Munoz & Sampayo - Sophie   

Vertige graphic - réédition 2003

 

 

 

     Munoz et Sampayo sont surtout connus pour leur mythique série Alack Sinner contant les déboires d'un privé qui traîne sa dégaine fatiguée dans un New-York interlope où laissés-pour-compte du rêve américain côtoient tordus et crapules en tous genres. Avec cette foi, mélancolique, tendre et nocturne, fermement ancrée dans la nécessité morale d'une dignité partagée par tous. Autant dire, une chimère dans un monde de corruption pour un être animé d'un désir minimal d'honnêteté.

 

    C'est dans ses pages, avec l'album Viet blues précisément, qu'apparaît Sophie Milasewicz, juive polonaise, incendiaire anarchiste un poil exhibitionniste. Un petit bout de femme au caractère particulièrement bien trempé. Une courte apparition dans Rencontres (peut-être le chef d'œuvre du duo argentin) pour une réplique imparable : "En attendant la fin du monde, comme un espoir sans fin qui ressemble à la vie", avant de la retrouver enceinte, et aux prises à d'autres visions d'apocalypse, dans une des plus belles des Histoires amicales du bar à Joe.

 

    Insaisissable Sophie. Déjà ailleurs. Toujours ailleurs.

Tellement ailleurs qu'elle s'échappe des pages de la série Alack Sinner pour deux histoires en solo qui paraissent chez Futuropolis en 1981 sous le titre Sophie comics. C'est cet album, épuisé depuis très longtemps, que Vertige graphic a la lumineuse idée de rééditer aujourd'hui.
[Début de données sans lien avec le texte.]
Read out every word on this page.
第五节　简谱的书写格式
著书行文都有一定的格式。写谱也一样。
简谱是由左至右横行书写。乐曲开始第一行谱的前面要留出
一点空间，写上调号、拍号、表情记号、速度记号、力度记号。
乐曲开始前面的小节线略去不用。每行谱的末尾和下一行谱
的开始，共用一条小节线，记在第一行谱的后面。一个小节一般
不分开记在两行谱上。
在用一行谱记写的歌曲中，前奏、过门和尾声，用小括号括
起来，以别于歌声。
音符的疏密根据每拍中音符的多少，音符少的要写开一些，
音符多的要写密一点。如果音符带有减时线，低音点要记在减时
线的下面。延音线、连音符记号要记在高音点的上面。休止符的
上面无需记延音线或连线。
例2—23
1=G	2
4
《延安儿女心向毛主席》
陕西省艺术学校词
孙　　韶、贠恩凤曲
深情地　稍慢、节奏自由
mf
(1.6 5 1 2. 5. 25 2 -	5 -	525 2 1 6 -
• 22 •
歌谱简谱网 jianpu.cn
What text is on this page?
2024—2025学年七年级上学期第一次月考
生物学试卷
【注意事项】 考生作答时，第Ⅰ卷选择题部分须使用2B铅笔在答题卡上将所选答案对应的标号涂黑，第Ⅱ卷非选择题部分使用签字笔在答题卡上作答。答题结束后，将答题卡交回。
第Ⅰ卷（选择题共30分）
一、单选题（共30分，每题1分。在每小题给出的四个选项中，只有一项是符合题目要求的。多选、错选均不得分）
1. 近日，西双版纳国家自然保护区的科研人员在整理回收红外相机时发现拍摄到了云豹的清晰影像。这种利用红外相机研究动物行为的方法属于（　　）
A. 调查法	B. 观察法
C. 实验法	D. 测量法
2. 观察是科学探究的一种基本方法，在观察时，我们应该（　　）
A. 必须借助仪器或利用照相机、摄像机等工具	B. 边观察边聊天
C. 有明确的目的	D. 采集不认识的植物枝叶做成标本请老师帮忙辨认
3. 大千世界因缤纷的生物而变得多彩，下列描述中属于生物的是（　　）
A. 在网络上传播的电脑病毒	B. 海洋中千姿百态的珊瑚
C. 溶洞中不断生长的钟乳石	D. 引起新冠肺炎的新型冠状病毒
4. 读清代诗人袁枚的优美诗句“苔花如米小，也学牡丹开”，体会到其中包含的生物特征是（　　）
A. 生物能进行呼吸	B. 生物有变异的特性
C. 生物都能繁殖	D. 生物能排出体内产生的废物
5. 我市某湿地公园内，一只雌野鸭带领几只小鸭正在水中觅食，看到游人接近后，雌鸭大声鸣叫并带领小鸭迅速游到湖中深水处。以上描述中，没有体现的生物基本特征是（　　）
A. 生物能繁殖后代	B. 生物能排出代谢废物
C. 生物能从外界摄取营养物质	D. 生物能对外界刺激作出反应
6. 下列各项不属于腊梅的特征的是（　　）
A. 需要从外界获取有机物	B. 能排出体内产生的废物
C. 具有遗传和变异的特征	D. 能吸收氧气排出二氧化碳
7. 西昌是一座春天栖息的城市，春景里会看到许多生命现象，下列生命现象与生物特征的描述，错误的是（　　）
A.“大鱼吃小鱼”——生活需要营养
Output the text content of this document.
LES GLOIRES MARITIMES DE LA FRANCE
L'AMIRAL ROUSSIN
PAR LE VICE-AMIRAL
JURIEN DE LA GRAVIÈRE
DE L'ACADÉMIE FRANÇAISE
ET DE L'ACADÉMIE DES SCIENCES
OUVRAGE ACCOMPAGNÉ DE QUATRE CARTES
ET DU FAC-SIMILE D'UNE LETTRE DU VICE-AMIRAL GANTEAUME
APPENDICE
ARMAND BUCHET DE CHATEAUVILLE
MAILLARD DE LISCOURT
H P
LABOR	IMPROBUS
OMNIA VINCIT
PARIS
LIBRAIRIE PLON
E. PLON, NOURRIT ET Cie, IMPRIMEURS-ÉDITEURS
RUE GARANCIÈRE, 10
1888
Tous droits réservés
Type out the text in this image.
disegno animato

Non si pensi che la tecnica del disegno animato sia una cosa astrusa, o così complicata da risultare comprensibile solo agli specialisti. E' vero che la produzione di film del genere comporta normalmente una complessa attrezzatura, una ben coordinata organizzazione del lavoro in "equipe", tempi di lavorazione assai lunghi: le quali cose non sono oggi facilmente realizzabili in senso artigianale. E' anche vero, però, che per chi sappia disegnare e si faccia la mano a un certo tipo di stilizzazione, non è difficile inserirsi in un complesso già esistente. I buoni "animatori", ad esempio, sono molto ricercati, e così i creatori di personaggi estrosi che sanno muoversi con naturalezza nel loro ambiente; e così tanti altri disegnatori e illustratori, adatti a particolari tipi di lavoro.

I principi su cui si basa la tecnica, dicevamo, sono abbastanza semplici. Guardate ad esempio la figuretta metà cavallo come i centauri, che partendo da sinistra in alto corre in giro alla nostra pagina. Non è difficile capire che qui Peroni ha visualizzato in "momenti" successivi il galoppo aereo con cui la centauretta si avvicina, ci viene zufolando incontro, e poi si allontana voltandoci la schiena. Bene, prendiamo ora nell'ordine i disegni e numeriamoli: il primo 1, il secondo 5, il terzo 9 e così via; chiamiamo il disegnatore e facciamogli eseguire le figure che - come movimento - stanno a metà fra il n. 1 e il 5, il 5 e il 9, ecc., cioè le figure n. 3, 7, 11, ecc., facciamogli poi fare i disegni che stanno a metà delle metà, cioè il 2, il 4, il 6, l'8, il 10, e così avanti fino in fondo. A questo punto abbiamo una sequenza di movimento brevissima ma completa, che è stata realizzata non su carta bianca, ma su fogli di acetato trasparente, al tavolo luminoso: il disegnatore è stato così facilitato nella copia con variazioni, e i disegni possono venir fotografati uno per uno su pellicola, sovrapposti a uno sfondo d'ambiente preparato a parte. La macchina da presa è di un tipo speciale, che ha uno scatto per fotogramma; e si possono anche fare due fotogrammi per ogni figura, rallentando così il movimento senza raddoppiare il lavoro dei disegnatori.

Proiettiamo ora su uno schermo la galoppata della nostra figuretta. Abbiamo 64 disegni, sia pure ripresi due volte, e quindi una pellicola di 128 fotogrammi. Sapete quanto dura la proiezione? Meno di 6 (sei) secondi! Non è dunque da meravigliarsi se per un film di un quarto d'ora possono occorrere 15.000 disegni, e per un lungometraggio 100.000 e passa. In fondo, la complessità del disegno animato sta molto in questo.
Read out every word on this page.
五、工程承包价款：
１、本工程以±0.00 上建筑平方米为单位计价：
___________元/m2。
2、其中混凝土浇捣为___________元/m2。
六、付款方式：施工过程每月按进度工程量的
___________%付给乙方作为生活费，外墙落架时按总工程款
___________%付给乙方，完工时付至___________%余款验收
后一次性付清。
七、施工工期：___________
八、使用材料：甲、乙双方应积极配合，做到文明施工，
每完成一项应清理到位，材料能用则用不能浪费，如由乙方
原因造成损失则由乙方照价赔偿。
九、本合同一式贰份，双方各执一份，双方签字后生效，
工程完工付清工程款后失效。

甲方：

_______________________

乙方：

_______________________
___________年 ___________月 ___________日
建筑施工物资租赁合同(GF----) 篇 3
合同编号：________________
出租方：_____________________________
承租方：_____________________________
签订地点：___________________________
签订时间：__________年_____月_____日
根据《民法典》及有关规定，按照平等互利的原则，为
Tellement ailleurs, Sophie, qu'après une nuit chaotique dans un New-York plongé dans l'obscurité pour cause de panne électrique généralisée, elle met plein pot vers le Sud pour échapper aux forces de l'ordre qui la traquent. L'épisode culmine dans une magnifique scène qui voit Sophie traverser la frontière du Mexique entièrement nue. "Elle a laissé ses vêtements de l'autre côté. Avec elle, il n'y a qu'elle."

 

    La suite bascule dans le grotesque hénaurme le plus échevelé. Sous l'influence de champignons magiques, Sophie et les habitants d'Aguas podridas, assistés par les Muchachos de la muerte (des fantômes de combattants de Pancho Villa) refont la prise d'Alamo en prenant d'assaut sa prison dans une furie libératrice qui passe à la moulinette tous les clichés de l'impérialisme américain dans un délire subversif particulièrement jouissif.

La furie apocalyptique que Sophie trimballe depuis Viet blues se résout donc dans la subversion jouissive sous influences illégales. Tout un programme.

 

    Mais attention, malgré la furie libératrice, les lendemains sont loin de chanter chez ces moralistes lucides que sont Munoz et  Sampayo.

Pour la suite des aventures de Sophie, narrées sur un mode plus intime mais tout aussi politique, il faudra attendre qu'un Alack Sinner vieillissant la retrouve dans "La fin d'un voyage" et "Histoires privées", ponctuant, provisoirement on l'espère, les destins croisés de deux des plus beaux personnages de la bande dessinée.